The Cyclone is a small black box theater in a Shibuya basement which, according to the posters it uses for wallpaper, has played host to gigs by just about everyone over the past 20 years, including Cthonic, Crossfaith, Abigail Williams and every chika idol unit you’ve ever cared about. This past Saturday, it also hosted Yukueshirezutsurezure’s Emergency One Man Live, the emergency being Futamaruya Shidare’s sudden exit from the group.
— Daemon ☠ Shidare 2/2 (@DaeMetal) February 2, 2019
The Cyclone’s capacity is 300, which seems to have been determined not by some safety conscious fire marshal, but in response to a challenge to see how many people one could stuff into the space, shoulder-to-shoulder, wall-to-wall.
Filling the Cyclone with the sold-out crowd for Shidare’s final live was a process that took an hour. Exactly an hour. From 5:00 to 6:00 p.m. we 300 lucky few were lined up by reservation number, led into the club stairwell by groups of 20 and then released to the cashier and into the club in groups of 10. Tokyo has seen a cold spell the last couple days, so people were shedding layers as we jostled, shifted and raised the room temperature with each additional body stuffed into the small space.
Still, the energy among the crowd was high with a kind of giddy yet morbid anticipation. Everyone seemed anxious for the show to start but dreaded what it signified: the beginning of the end of Shidare’s tenure in Tsurezure. The lights eventually dropped and the members walked out in their traditional intro of spoken words and passing hand-written talismans to audience members who ritually tear them to pieces. With the short ceremony complete, Tsurezure broke into “Doppelgänger” and the little black box exploded.
The show itself was truly a proper send-off for Shidare. It was one of those rare gigs where both those onstage and in the audience are in sync and determined to give everything they have. This was 300 die-hard fans and a group trying to deliver the perfect farewell to a beloved member. For the first few songs, Mei Yui Mei was bursting into tears on a regular basis but powering through. Kotetsu looked to be in a similar state but kept brushing her hair over her face, so it was hard to tell for sure. The crowd was practically non-stop lifting, moshing and surfing to the point where, during “Gunjo”, Komachi looked at the chaos in the audience and the permanent stoicism on her face cracked into a smile.

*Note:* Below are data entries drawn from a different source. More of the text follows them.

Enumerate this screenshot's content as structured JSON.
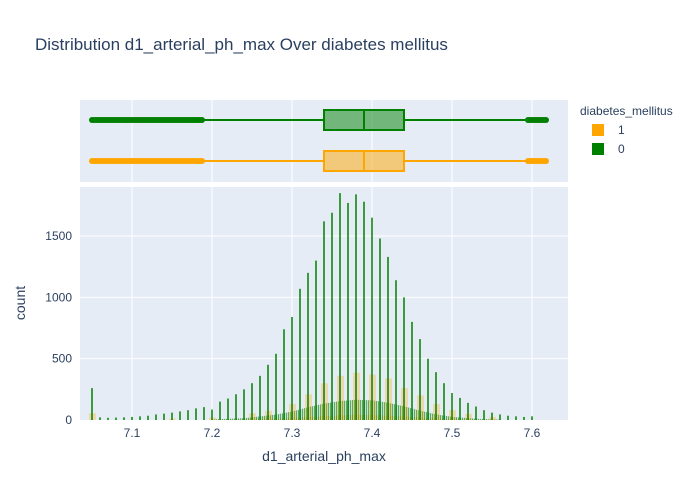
{
  "chart_data": {
    "type": "histogram",
    "title": "Distribution d1_arterial_ph_max Over diabetes mellitus",
    "xlabel": "d1_arterial_ph_max",
    "ylabel": "count",
    "xlim": [
      7.035,
      7.645
    ],
    "ylim": [
      0,
      1900
    ],
    "x_ticks": [
      7.1,
      7.2,
      7.3,
      7.4,
      7.5,
      7.6
    ],
    "x_tick_labels": [
      "7.1",
      "7.2",
      "7.3",
      "7.4",
      "7.5",
      "7.6"
    ],
    "y_ticks": [
      0,
      500,
      1000,
      1500
    ],
    "y_tick_labels": [
      "0",
      "500",
      "1000",
      "1500"
    ],
    "grid": true,
    "legend": {
      "title": "diabetes_mellitus",
      "placement": "right",
      "entries": [
        {
          "label": "1",
          "color": "#FFA500"
        },
        {
          "label": "0",
          "color": "#008000"
        }
      ]
    },
    "series": [
      {
        "name": "0",
        "color": "#008000",
        "spikes": [
          [
            7.05,
            260
          ],
          [
            7.06,
            22
          ],
          [
            7.07,
            18
          ],
          [
            7.08,
            20
          ],
          [
            7.09,
            22
          ],
          [
            7.1,
            25
          ],
          [
            7.11,
            30
          ],
          [
            7.12,
            35
          ],
          [
            7.13,
            45
          ],
          [
            7.14,
            52
          ],
          [
            7.15,
            60
          ],
          [
            7.16,
            70
          ],
          [
            7.17,
            80
          ],
          [
            7.18,
            95
          ],
          [
            7.19,
            105
          ],
          [
            7.2,
            85
          ],
          [
            7.21,
            150
          ],
          [
            7.22,
            175
          ],
          [
            7.23,
            210
          ],
          [
            7.24,
            250
          ],
          [
            7.25,
            300
          ],
          [
            7.26,
            360
          ],
          [
            7.27,
            450
          ],
          [
            7.28,
            540
          ],
          [
            7.29,
            740
          ],
          [
            7.3,
            840
          ],
          [
            7.31,
            1070
          ],
          [
            7.32,
            1200
          ],
          [
            7.33,
            1300
          ],
          [
            7.34,
            1620
          ],
          [
            7.35,
            1690
          ],
          [
            7.36,
            1850
          ],
          [
            7.37,
            1770
          ],
          [
            7.38,
            1840
          ],
          [
            7.39,
            1780
          ],
          [
            7.4,
            1650
          ],
          [
            7.41,
            1480
          ],
          [
            7.42,
            1330
          ],
          [
            7.43,
            1140
          ],
          [
            7.44,
            1000
          ],
          [
            7.45,
            800
          ],
          [
            7.46,
            660
          ],
          [
            7.47,
            500
          ],
          [
            7.48,
            390
          ],
          [
            7.49,
            300
          ],
          [
            7.5,
            220
          ],
          [
            7.51,
            180
          ],
          [
            7.52,
            140
          ],
          [
            7.53,
            110
          ],
          [
            7.54,
            80
          ],
          [
            7.55,
            60
          ],
          [
            7.56,
            45
          ],
          [
            7.57,
            35
          ],
          [
            7.58,
            30
          ],
          [
            7.59,
            25
          ],
          [
            7.6,
            30
          ]
        ],
        "background_envelope": [
          [
            7.2,
            5
          ],
          [
            7.24,
            15
          ],
          [
            7.28,
            45
          ],
          [
            7.3,
            70
          ],
          [
            7.32,
            105
          ],
          [
            7.34,
            135
          ],
          [
            7.36,
            155
          ],
          [
            7.38,
            165
          ],
          [
            7.4,
            160
          ],
          [
            7.42,
            140
          ],
          [
            7.44,
            110
          ],
          [
            7.46,
            75
          ],
          [
            7.48,
            45
          ],
          [
            7.5,
            25
          ],
          [
            7.53,
            10
          ],
          [
            7.56,
            3
          ]
        ],
        "box": {
          "min": 7.05,
          "lower_fence": 7.19,
          "q1": 7.34,
          "median": 7.39,
          "q3": 7.44,
          "upper_fence": 7.595,
          "max": 7.62
        }
      },
      {
        "name": "1",
        "color": "#FFA500",
        "spikes": [
          [
            7.05,
            55
          ],
          [
            7.15,
            12
          ],
          [
            7.2,
            20
          ],
          [
            7.25,
            55
          ],
          [
            7.27,
            75
          ],
          [
            7.3,
            130
          ],
          [
            7.32,
            210
          ],
          [
            7.34,
            300
          ],
          [
            7.36,
            360
          ],
          [
            7.38,
            385
          ],
          [
            7.4,
            370
          ],
          [
            7.42,
            340
          ],
          [
            7.44,
            260
          ],
          [
            7.46,
            200
          ],
          [
            7.48,
            130
          ],
          [
            7.5,
            80
          ],
          [
            7.52,
            50
          ],
          [
            7.55,
            25
          ]
        ],
        "background_envelope": [
          [
            7.2,
            3
          ],
          [
            7.24,
            5
          ],
          [
            7.28,
            12
          ],
          [
            7.3,
            18
          ],
          [
            7.32,
            25
          ],
          [
            7.34,
            32
          ],
          [
            7.36,
            38
          ],
          [
            7.38,
            42
          ],
          [
            7.4,
            40
          ],
          [
            7.42,
            35
          ],
          [
            7.44,
            28
          ],
          [
            7.46,
            20
          ],
          [
            7.48,
            12
          ],
          [
            7.5,
            6
          ],
          [
            7.53,
            3
          ],
          [
            7.56,
            1
          ]
        ],
        "box": {
          "min": 7.05,
          "lower_fence": 7.19,
          "q1": 7.34,
          "median": 7.39,
          "q3": 7.44,
          "upper_fence": 7.595,
          "max": 7.62
        }
      }
    ]
  }
}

The heat in the place took a bit of a toll and, after the first MC break, those who could stripped off another layer and the crowd settled in for a few songs. This relative calm was eventually shattered by the first notes of “Ideology” and, now rested, pandemonium broke out in the audience once again. A couple of ultramarines had brought in fake cherry blossom branches and, in an almost perfect moment, were lifted and launched towards the stage to frame Shidare in sakura as she sang that soaring bridge.
After 60 minutes, Tsurezure left the stage for a short break which I believe the sweat-soaked audience needed as much as the performers. Tsurezure returned shortly to kick off their first encore with the most rousing performance of “Shinjuku Cinema Connection” I can remember. In general, the show’s set list favored their earlier material, including almost the entirety of Post Catastrophe and most of Antino Mi Ideology, which the audience seems to appreciate. During “Tsureduresanka”, the gunjo formed a wall of lifters that stretched the entire width of the theater. It was a pretty impressive feat. The group’s tears from earlier in the evening seemed to have been overcome for the moment, and Tsurezure were now visibly enjoying themselves. In closing the first encore with “GaGa”, Shidare looked so happy she forgot the choreography and ended up stumbling into her laughing partners more than once.
The second encore was much shorter and more poignant, made up of only “Loud Asymmetry” and closing the show (and the career of Tsurezure’s center) with Shidare’s solo song, “Kuro Byakuya”. This was followed by many tears and emotional words from the members, thanking and wishing Shidare well. Most poignantly, I thought, was Shidare’s co-founding partner Komachi, who tried to form a sentence and then, before she could start crying, stopped, collected herself and just quickly blurted out, “arigatou gozaimasu”.
While the show was over at this point, the evening was not. Management started shouting instructions for cheki lines while people held up the random items found strewn across the floor during the lifts and pits. Jackets, shoes, and even a passport were reunited with those who had lost them in the chaos while the 300 slowly unpacked themselves from the Cyclone into Shidare’s farewell cheki line. In the end, the line stretched from the stage, through the club, out the door and up the stairwell to the street. Our first trip through the line took two hours even though they were limiting interaction with Shidare to 45 seconds. They were also only allowing two cheki at a time, so those who wanted more had to get in line again.
Overall it was a helluva show which you will be able to see for yourself if you join their international fan club. Tsurezure were firing on all cylinders, and the audience didn’t hold anything back. I believe it will prove to be an unforgettable send-off for Shidare and I’m really grateful I had the chance to wish her a proper farewell. The only downside really was just the whole reason for putting the show on at all.